Buradan hareketle Müslümanı ilâhî rahmet ve bağıştan yoksun bırakan veya ona kavuşmasını engelleyen, tecil ve tehirine sebep olan her duygu ve davranışı dinimiz nehyetmiştir diyebiliriz. İslâm, Müslüman ile ilâhî mağfiret aralarında herhangi bir engel bırakmak istememektedir. Eğer biz Müslümanlar, cebren bir engel icad etmek istemezsek tabiî...

Hadisin ikinci rivayetinde "Perşembe ve pazartesi günleri kulların amelleri Allah'a arzolunur" buyurulmaktadır. Müşrikler dışındaki insanların amelleri kabul edilir. bir de arasında düşmanlık bulunan kimselerin amellerinin kabulü, barışıp aralarını düzelttikleri asıl değin tehir edilir.

Hadisten Öğrendiklerimiz

Her pazartesi ve perşembe günü cennet kapıları açılır, kulların amelleri Allah'a arzolunur.
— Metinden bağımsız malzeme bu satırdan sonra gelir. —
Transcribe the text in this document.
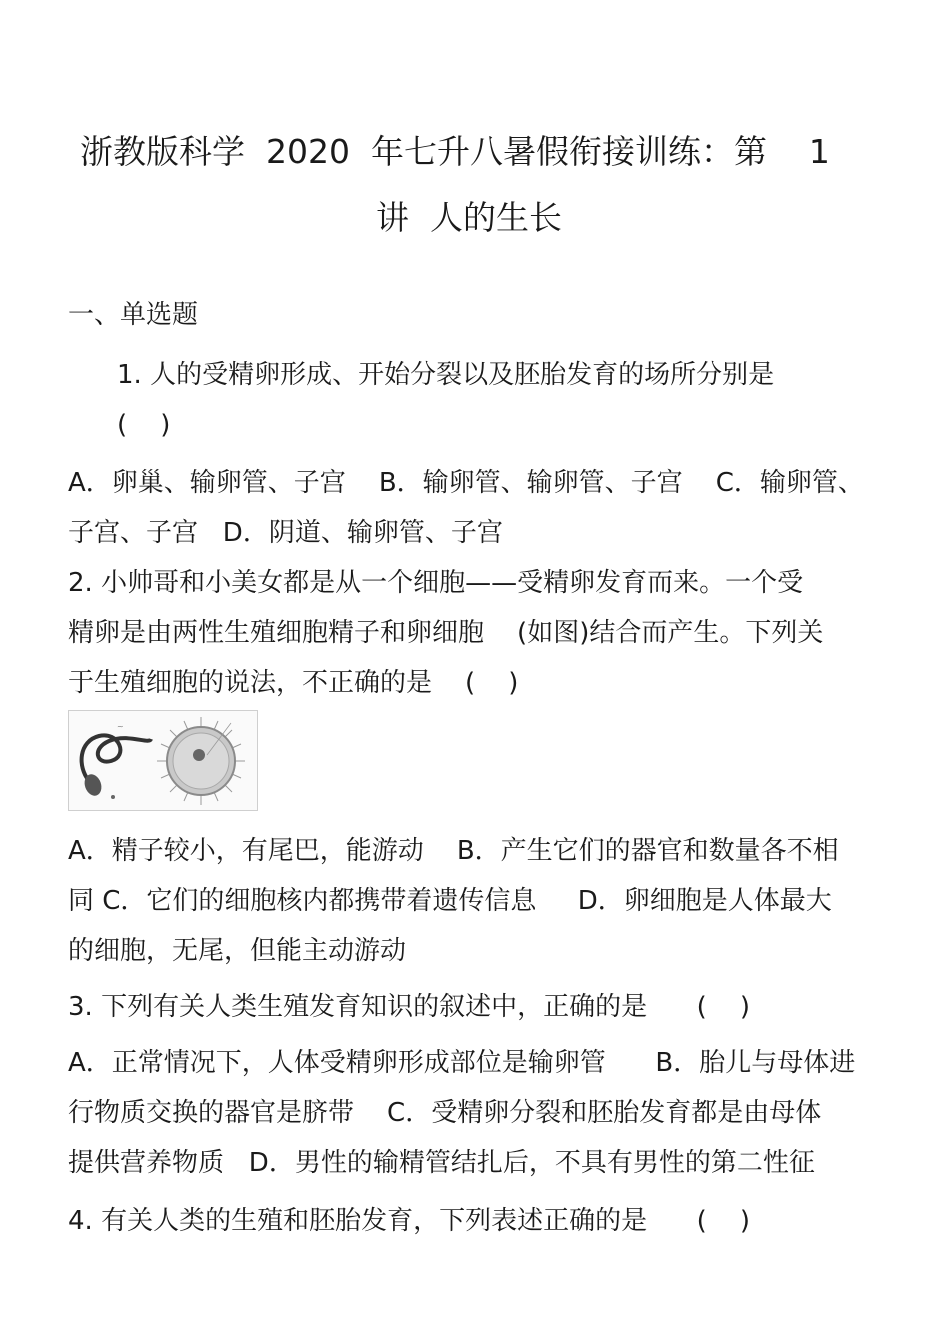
浙教版科学  2020  年七升八暑假衔接训练：第    1
讲  人的生长
一、单选题
1. 人的受精卵形成、开始分裂以及胚胎发育的场所分别是
(    )
A．卵巢、输卵管、子宫    B．输卵管、输卵管、子宫    C．输卵管、
子宫、子宫   D．阴道、输卵管、子宫
2. 小帅哥和小美女都是从一个细胞——受精卵发育而来。一个受
精卵是由两性生殖细胞精子和卵细胞    (如图)结合而产生。下列关
于生殖细胞的说法，不正确的是    (    )
~
A．精子较小，有尾巴，能游动    B．产生它们的器官和数量各不相
同 C．它们的细胞核内都携带着遗传信息     D．卵细胞是人体最大
的细胞，无尾，但能主动游动
3. 下列有关人类生殖发育知识的叙述中，正确的是      (    )
A．正常情况下，人体受精卵形成部位是输卵管      B．胎儿与母体进
行物质交换的器官是脐带    C．受精卵分裂和胚胎发育都是由母体
提供营养物质   D．男性的输精管结扎后，不具有男性的第二性征
4. 有关人类的生殖和胚胎发育，下列表述正确的是      (    )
Allah'a şirk koşanlar ne affedilirler ne de amelleri kabul olunur. Aralarında düşmanlık bulunan Müslümanlar da barışıp aralarını düzelttikleri zamana değin af ve kabulden uzakta tutulup bekletilirler. Müslüman, kendisini bağışlama ve mağfiretten, dolayısıyla da cennetten mahrum bırakan düşmanlıktan uzakta durmalıdır. Müslümanlar kardeştir, kardeşce yaşamalıdırlar.